Gak Terima Aksi Jokowi di WTO, Uni Eropa Ingin RI Menyerah!

Jakarta, CNBC Indonesia - Pemerintah Indonesia saat ini sudah mengajukan banding atas kekalahan gugatan di Organisasi Perdagangan Dunia (World Trade Organization/WTO) terkait kebijakan larangan ekspor bijih nikel. Tak terima dengan banding gugatan tersebut, Uni Eropa (UE) meminta pemerintah Indonesia menyerah dan membuka kembali ekspor bijih nikel tersebut.
Uni Eropa bahkan menyiapkan siasat baru, supaya pemerintah Indonesia menyerah.
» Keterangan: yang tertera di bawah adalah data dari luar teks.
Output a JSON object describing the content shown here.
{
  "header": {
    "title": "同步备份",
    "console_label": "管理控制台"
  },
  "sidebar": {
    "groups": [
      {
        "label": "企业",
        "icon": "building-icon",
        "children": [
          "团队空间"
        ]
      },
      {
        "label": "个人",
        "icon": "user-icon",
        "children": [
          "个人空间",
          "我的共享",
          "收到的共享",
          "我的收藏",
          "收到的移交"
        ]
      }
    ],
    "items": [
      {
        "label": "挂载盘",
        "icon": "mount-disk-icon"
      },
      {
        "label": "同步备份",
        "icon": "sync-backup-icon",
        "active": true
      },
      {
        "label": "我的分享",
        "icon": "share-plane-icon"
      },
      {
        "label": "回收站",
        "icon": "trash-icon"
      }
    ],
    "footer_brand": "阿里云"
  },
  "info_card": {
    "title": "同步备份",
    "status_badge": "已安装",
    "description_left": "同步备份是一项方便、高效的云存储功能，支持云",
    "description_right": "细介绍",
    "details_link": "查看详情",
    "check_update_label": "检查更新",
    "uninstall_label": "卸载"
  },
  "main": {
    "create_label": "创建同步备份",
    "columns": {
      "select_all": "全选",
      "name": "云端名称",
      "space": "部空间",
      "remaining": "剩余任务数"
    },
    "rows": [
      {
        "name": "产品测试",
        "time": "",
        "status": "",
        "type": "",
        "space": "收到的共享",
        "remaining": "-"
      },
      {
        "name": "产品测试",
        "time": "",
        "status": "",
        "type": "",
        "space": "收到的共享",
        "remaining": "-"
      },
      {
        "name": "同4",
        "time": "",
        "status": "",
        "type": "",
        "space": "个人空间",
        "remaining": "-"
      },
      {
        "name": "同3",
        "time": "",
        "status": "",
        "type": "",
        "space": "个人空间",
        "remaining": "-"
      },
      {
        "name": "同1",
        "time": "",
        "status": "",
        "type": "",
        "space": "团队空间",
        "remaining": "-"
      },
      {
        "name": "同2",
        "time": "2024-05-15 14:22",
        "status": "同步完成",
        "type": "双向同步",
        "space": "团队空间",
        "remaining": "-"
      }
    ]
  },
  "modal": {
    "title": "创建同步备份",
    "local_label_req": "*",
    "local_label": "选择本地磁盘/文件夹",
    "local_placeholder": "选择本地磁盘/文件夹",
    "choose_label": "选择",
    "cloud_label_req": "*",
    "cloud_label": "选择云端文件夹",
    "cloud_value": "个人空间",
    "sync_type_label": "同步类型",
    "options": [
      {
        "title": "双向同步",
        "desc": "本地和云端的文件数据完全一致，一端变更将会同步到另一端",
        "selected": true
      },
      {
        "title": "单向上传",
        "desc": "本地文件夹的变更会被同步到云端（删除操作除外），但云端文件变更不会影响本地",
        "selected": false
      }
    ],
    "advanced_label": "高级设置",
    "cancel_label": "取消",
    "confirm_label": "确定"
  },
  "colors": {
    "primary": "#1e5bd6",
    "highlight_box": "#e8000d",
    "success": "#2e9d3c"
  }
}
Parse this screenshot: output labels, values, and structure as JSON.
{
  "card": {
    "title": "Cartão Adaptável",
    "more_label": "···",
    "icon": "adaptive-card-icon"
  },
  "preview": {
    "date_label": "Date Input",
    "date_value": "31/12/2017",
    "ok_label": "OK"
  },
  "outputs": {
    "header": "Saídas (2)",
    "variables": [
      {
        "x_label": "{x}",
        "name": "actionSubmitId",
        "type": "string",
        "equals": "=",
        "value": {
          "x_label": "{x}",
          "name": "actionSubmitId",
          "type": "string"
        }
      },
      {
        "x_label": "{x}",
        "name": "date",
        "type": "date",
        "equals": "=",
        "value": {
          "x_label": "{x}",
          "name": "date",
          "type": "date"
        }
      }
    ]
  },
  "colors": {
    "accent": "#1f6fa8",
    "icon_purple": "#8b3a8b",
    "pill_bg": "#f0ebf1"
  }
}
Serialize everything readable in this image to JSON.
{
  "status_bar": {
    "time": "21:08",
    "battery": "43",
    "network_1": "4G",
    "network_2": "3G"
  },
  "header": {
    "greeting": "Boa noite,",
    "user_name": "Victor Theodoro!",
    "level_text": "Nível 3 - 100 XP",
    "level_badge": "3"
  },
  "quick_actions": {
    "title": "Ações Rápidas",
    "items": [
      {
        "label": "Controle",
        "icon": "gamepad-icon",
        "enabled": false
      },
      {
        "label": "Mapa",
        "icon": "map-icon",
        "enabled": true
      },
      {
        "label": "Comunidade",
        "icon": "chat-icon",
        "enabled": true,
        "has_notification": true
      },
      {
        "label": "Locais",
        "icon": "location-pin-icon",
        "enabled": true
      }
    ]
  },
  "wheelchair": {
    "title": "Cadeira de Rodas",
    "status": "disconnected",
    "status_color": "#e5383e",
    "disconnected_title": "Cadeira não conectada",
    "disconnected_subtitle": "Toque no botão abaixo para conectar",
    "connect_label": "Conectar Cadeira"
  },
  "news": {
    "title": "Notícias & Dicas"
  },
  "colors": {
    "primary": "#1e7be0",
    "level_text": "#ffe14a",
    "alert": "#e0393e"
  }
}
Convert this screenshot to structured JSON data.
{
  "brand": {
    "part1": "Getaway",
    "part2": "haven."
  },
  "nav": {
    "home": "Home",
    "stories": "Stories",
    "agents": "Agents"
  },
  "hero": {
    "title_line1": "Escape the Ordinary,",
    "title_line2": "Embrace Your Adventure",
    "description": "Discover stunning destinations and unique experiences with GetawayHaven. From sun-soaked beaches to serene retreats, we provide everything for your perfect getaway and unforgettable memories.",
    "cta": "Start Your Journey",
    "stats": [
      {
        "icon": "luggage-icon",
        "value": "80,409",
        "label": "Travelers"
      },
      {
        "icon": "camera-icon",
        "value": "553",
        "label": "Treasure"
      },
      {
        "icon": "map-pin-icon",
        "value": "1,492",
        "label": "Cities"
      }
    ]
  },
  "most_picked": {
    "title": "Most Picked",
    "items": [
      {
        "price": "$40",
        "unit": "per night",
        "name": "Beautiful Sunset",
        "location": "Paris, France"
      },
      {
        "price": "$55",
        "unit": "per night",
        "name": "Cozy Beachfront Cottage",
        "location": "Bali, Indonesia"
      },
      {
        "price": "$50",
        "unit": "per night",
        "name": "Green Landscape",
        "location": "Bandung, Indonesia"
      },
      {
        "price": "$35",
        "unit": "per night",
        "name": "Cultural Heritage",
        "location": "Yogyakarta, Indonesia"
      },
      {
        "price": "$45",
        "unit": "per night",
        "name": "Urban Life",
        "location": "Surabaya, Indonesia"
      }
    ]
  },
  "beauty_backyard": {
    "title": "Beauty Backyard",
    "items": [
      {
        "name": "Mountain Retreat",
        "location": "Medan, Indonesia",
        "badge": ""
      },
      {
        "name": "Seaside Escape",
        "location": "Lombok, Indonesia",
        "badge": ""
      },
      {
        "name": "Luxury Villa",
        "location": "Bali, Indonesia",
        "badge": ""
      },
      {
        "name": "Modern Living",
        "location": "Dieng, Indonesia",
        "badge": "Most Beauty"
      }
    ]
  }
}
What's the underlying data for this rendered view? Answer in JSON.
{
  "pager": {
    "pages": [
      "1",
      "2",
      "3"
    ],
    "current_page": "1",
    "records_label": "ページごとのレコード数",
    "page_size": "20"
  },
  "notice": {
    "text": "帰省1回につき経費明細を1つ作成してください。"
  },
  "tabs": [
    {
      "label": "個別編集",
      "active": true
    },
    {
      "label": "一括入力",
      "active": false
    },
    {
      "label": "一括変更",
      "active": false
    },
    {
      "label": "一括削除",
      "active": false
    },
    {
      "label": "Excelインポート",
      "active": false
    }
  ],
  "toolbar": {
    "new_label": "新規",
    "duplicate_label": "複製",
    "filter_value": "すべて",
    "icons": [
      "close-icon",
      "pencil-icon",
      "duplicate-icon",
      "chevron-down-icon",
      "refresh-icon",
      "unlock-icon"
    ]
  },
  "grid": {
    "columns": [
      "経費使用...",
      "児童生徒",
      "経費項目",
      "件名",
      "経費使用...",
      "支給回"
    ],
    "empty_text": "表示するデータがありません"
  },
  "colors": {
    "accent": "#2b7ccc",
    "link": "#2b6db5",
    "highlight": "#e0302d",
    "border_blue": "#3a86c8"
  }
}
Yakni meluncurkan konsultasi tentang penggunaan Peraturan Penegakan atau Enforcement Regulation, yang kelak bisa memperumit ekspor barang-barang dari Indonesia ke negara-negara Uni Eropa termasuk pengenaan bea masuk.
Pemerintah melalui Staf Khusus Menteri Perdagangan Bara Khrisna Hasibuan mengatakan, bahwa Uni Eropa menginginkan bahwa Indonesia menyerah atas kekalahan gugatan di WTO pada tahap pertama di tahun lalu.
Sebagaimana diketahui, pada tahap pertama gugatan Uni Eropa di WTO, Indonesia dinyatakan kalah, namun Indonesia mengajukan banding gugatan tersebut pada akhir tahun 2022. Banding gugatan menjadi satu mekanisme yang diperbolehkan di WTO.
Alhasil, keputusan pertama atau kekalahan Indonesia dalam gugatan Uni Eropa di WTO tidak mengikat. Artinya, Indonesia masih bisa melaksanakan kebijakan larangan ekspor bijih nikel.
"Selama belum ada keputusan dari majelis banding maka keputusan di tingkat pertama itu tidak mengikat atau non banding jadi Indonesia bisa terus dengan kebijakan itu dan itu yang mereka tidak bisa terima. Mereka maunya itu setelah ada keputusan tingkat pertama Indonesia menyerah dan mengubah kebijakan dalam arti kita mencabut larangan ekspor banned untuk komoditi nikel itu," ungkap Bara kepada CNBC Indonesia, dikutip Selasa (18/7/2023)
Oleh karena tak terima dengan banding Indonesia, kata Bara, Uni Eropa meluncurkan Enforcement Regulation. Yakni suatu mekanisme internal Uni Eropa untuk berkonsultasi melihat kerugian dari satu kebijakan yang diambil oleh negara lain yang berdampak kepada Uni Eropa.
"Jadi mereka mengambil ini sebagai suatu upaya untuk apakah mereka bisa melakukan suatu tindakan membalas dari kebijakan larangan ekspor kita," terang Bara kepada CNBC Indonesia, dikutip Selasa (18/7/2023).
Pemerintah RI berharap Uni Eropa menghormati mekanisme yang dijamin oleh WTO perihal banding gugatan tersebut.
"Lewat Enforcement Regulation, mereka (Uni Eropa) hanya ingin membalas dari kebijakan kita yang membanding gugatan larangan ekspor secara total yang menimbulkan kerugian pada industri mereka. Jadi mereka konsultasi dulu, kalau memang sudah ada respon dan memang dinyatakan ada case (kerugian) mereka bisa mengajukan dengan retaliation tersebut. Misalnya mengenakan bea masuk kepada barang-barang kita yang masuk kepada Uni Eropa selama ini," ungkap Bara.
Sebelumnya, dalam kebijakan Enforcement Regulation yang diterbitkan Uni Eropa. Para pemangku kepentingan UE memiliki waktu hingga 11 Agustus 2023 untuk memberikan pandangan mereka tentang penggunaan Enforcement Regulation dalam kasus ini. Adapun tindakan yang bisa dilakukan ini dapat mencakup pengenaan bea atau pembatasan kuantitatif pada impor/ekspor.
"Peraturan Penegakan Uni Eropa memungkinkan untuk menegakkan kewajiban internasional, yang telah disetujui oleh sesama anggota WTO, ketika perselisihan perdagangan diblokir meskipun UE telah berupaya untuk mengikuti prosedur penyelesaian perselisihan dengan itikad baik," ungkap Uni Eropa dalam situsnya yang dikutip, Jumat (14/7/2023).
"Pada saat yang sama, UE akan melanjutkan upaya untuk mencapai solusi yang disepakati bersama atas sengketa bijih nikel tersebut, termasuk terus mengajak Indonesia untuk bergabung dalam Multi-Party Interim Appeal Arrangement (MPIA)," terang situs tersebut.